Hamm Protects Gold Medal in Front of CAS: In a 12-hour hearing in Switzerland, Olympic gold medalist Paul Hamm defended his all-around gymnastics title in front of the Court of Arbitration for Sport. A three-member arbitration panel heard arguments from South Korean gymnast Yang Tae-young that a judge's error cost meant that he should have won the gold medal instead of Hamm.
I have discussed before the problems with this, but it is worth going into again. Procedurally, the Koreans did not file their protest in the time permitted by the rules. If you file a lawsuit after the statute of limitations has lapsed, the case will be dismissed. The rules are there for a reason and must be followed.

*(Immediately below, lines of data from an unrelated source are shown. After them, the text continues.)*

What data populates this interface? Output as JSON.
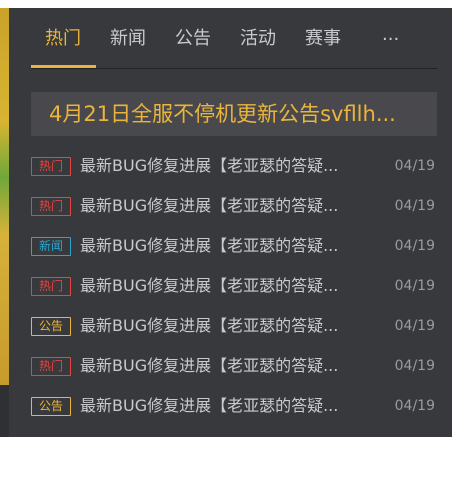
{
  "tabs": [
    {
      "label": "热门",
      "active": true
    },
    {
      "label": "新闻",
      "active": false
    },
    {
      "label": "公告",
      "active": false
    },
    {
      "label": "活动",
      "active": false
    },
    {
      "label": "赛事",
      "active": false
    },
    {
      "label": "...",
      "active": false
    }
  ],
  "banner": {
    "text": "4月21日全服不停机更新公告svfllh..."
  },
  "colors": {
    "accent": "#eab53a",
    "hot": "#e5453f",
    "news": "#2ba4cf",
    "panel": "#38393d"
  },
  "news_list": [
    {
      "tag": "热门",
      "tag_type": "hot",
      "title": "最新BUG修复进展【老亚瑟的答疑...",
      "date": "04/19"
    },
    {
      "tag": "热门",
      "tag_type": "hot",
      "title": "最新BUG修复进展【老亚瑟的答疑...",
      "date": "04/19"
    },
    {
      "tag": "新闻",
      "tag_type": "news",
      "title": "最新BUG修复进展【老亚瑟的答疑...",
      "date": "04/19"
    },
    {
      "tag": "热门",
      "tag_type": "hot",
      "title": "最新BUG修复进展【老亚瑟的答疑...",
      "date": "04/19"
    },
    {
      "tag": "公告",
      "tag_type": "notice",
      "title": "最新BUG修复进展【老亚瑟的答疑...",
      "date": "04/19"
    },
    {
      "tag": "热门",
      "tag_type": "hot",
      "title": "最新BUG修复进展【老亚瑟的答疑...",
      "date": "04/19"
    },
    {
      "tag": "公告",
      "tag_type": "notice",
      "title": "最新BUG修复进展【老亚瑟的答疑...",
      "date": "04/19"
    }
  ]
}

But, even more importantly, on-field calls cannot and should not be reviewed after the competition has ended. Judges, like umpires and referees, are humans and mistakes will be made. During a quarterfinal match between Jennifer Capriati and Serena Williams in the US Open, the chair umpire awarded a point to Capriati, even though Williams had won the point. Capriati went on to win the match. Did the officials make a mistake? Yes. But can you imagine anyone changing the result of that match as a result? No, because once a competition has ended, the results have been tallied and medals have been awarded, nothing other than fraud should change the outcome.
In addition, what many reports of this incident have missed is that the judges also missed a deduction that should have been taken during Young's routine. An NBC television commentator noticed the defect in the routine, but the judges did not. If that had been scored correctly, Young would have finished fourth, out of the medals, even with the proper starting value. So even if the routine were to be re-scored, Young should lose.
But the arbitrators must make a stand in this case. Appeals must be limited to rulings on off-field conflicts, such as drug tests. Life is not fair and judges are not perfect. But what happens on the field must stay on the field, or results can never be final, and the spirit of competition will be rendered meaningless.